Rex concupiscet decorem tuum. Ta beauté remplira le roi de désir et de concupiscence.

Voilà pourquoi la foule, en ces derniers temps de Louis XIV, s'obstinait, dit Racine, à demander et faire jouer les farces de Scarron. On l'évoquait pour voir cette vengeance de la Fronde. Scarron ne revint pas. Il eût trop ri. Il eût eu l'aventure de l'Arétin, qui, dans un tel accès, tomba à la renverse et se cassa la tête. Il fût mort une seconde fois.[Retour à la Table des Matières]

CHAPITRE XXV

TURENNE RELÈVE MAZARIN.—RÈGNE DE MAZARIN
1652-1657

Les Mémoires véridiques du modeste Turenne et ceux de son jeune lieutenant York (depuis Jacques II) nous apprennent que, sans la fermeté de ce grand militaire, la cour et Mazarin lâchaient pied, cédaient tout. N'étant reçus ni à Paris, ni à Rouen, ni dans aucune ville de France, sans lui, ils fuyaient jusqu'à Lyon.

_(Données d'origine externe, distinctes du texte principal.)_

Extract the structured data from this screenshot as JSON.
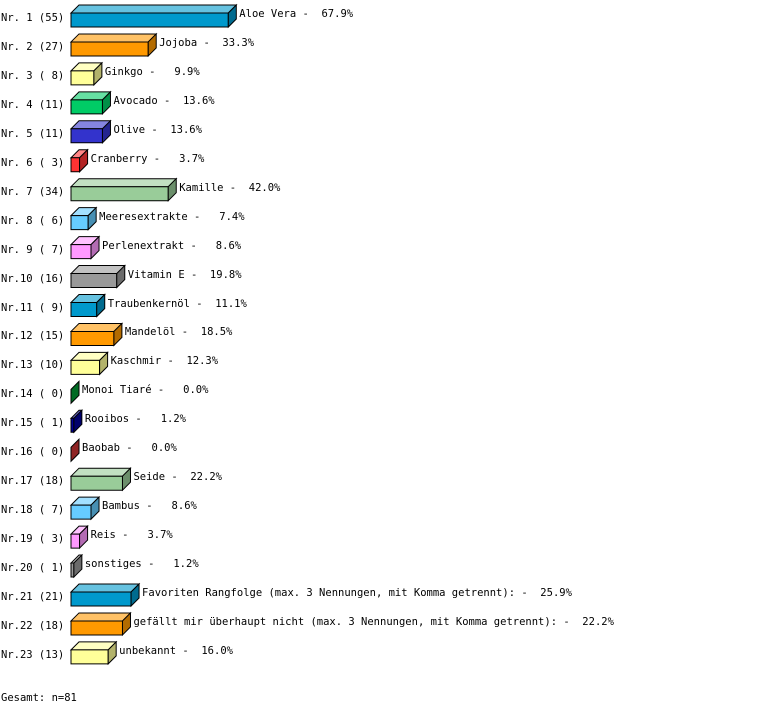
{
  "chart_data": {
    "type": "bar",
    "orientation": "horizontal",
    "style": "3d",
    "total_label": "Gesamt: n=81",
    "categories": [
      "Nr. 1",
      "Nr. 2",
      "Nr. 3",
      "Nr. 4",
      "Nr. 5",
      "Nr. 6",
      "Nr. 7",
      "Nr. 8",
      "Nr. 9",
      "Nr.10",
      "Nr.11",
      "Nr.12",
      "Nr.13",
      "Nr.14",
      "Nr.15",
      "Nr.16",
      "Nr.17",
      "Nr.18",
      "Nr.19",
      "Nr.20",
      "Nr.21",
      "Nr.22",
      "Nr.23"
    ],
    "counts": [
      55,
      27,
      8,
      11,
      11,
      3,
      34,
      6,
      7,
      16,
      9,
      15,
      10,
      0,
      1,
      0,
      18,
      7,
      3,
      1,
      21,
      18,
      13
    ],
    "names": [
      "Aloe Vera",
      "Jojoba",
      "Ginkgo",
      "Avocado",
      "Olive",
      "Cranberry",
      "Kamille",
      "Meeresextrakte",
      "Perlenextrakt",
      "Vitamin E",
      "Traubenkernöl",
      "Mandelöl",
      "Kaschmir",
      "Monoi Tiaré",
      "Rooibos",
      "Baobab",
      "Seide",
      "Bambus",
      "Reis",
      "sonstiges",
      "Favoriten Rangfolge (max. 3 Nennungen, mit Komma getrennt):",
      "gefällt mir überhaupt nicht (max. 3 Nennungen, mit Komma getrennt):",
      "unbekannt"
    ],
    "percents": [
      "67.9%",
      "33.3%",
      "9.9%",
      "13.6%",
      "13.6%",
      "3.7%",
      "42.0%",
      "7.4%",
      "8.6%",
      "19.8%",
      "11.1%",
      "18.5%",
      "12.3%",
      "0.0%",
      "1.2%",
      "0.0%",
      "22.2%",
      "8.6%",
      "3.7%",
      "1.2%",
      "25.9%",
      "22.2%",
      "16.0%"
    ],
    "colors": [
      "#0099cc",
      "#ff9900",
      "#ffff99",
      "#00cc66",
      "#3333cc",
      "#ff3333",
      "#99cc99",
      "#66ccff",
      "#ff99ff",
      "#999999",
      "#0099cc",
      "#ff9900",
      "#ffff99",
      "#009933",
      "#000099",
      "#cc3333",
      "#99cc99",
      "#66ccff",
      "#ff99ff",
      "#999999",
      "#0099cc",
      "#ff9900",
      "#ffff99"
    ]
  }
}
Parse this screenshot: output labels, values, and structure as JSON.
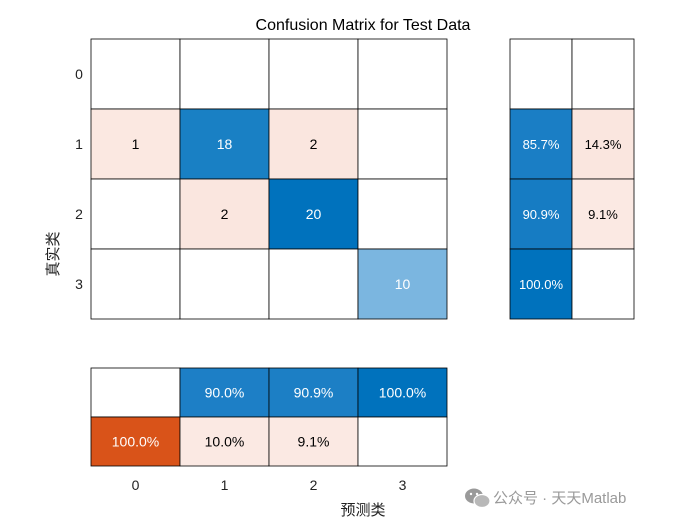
{
  "chart_data": {
    "type": "heatmap",
    "title": "Confusion Matrix for Test Data",
    "xlabel": "预测类",
    "ylabel": "真实类",
    "classes": [
      "0",
      "1",
      "2",
      "3"
    ],
    "matrix": [
      [
        null,
        null,
        null,
        null
      ],
      [
        1,
        18,
        2,
        null
      ],
      [
        null,
        2,
        20,
        null
      ],
      [
        null,
        null,
        null,
        10
      ]
    ],
    "row_summary": [
      [
        null,
        null
      ],
      [
        "85.7%",
        "14.3%"
      ],
      [
        "90.9%",
        "9.1%"
      ],
      [
        "100.0%",
        null
      ]
    ],
    "column_summary": [
      [
        null,
        "90.0%",
        "90.9%",
        "100.0%"
      ],
      [
        "100.0%",
        "10.0%",
        "9.1%",
        null
      ]
    ]
  },
  "watermark": {
    "text": "公众号 · 天天Matlab",
    "icon": "wechat-icon"
  },
  "colors": {
    "blue_max": "#0072bd",
    "blue_light": "#7bb6e0",
    "blue_dark": "#1f80c6",
    "pink": "#fae6df",
    "pink_light": "#fbe9e3",
    "orange": "#d95319",
    "grid": "#000000",
    "background": "#ffffff"
  }
}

C'est-à-dire que Paris, que la France, qui vomissait Condé, ne voulait pas pour cela ravaler Mazarin. Excessif était le dégoût, et la nausée mortelle. Pour qu'on subît cette odieuse médecine, il fallut un peu d'aide. Il fallut la douce contrainte d'une exécution militaire par trois armées (de Turenne, de Condé et des Lorrains), qui fit de la banlieue, à dix lieues à la ronde, un désert comparable à ceux de Picardie et de Lorraine.

Turenne, qui s'efface partout ailleurs, dit ici nettement (et je le crois) qu'il eut les grandes initiatives du temps:

1o Il arrêta la cour, effrayée de l'entrée des Espagnols qui venaient secourir Condé; il l'empêcha de fuir (juillet 1652).

2o Mazarin, s'éloignant encore pour apaiser et faire céder les résistances de Paris (août), Turenne prit toute précaution pour que cet éloignement ne fût pas définitif et pour assurer son retour.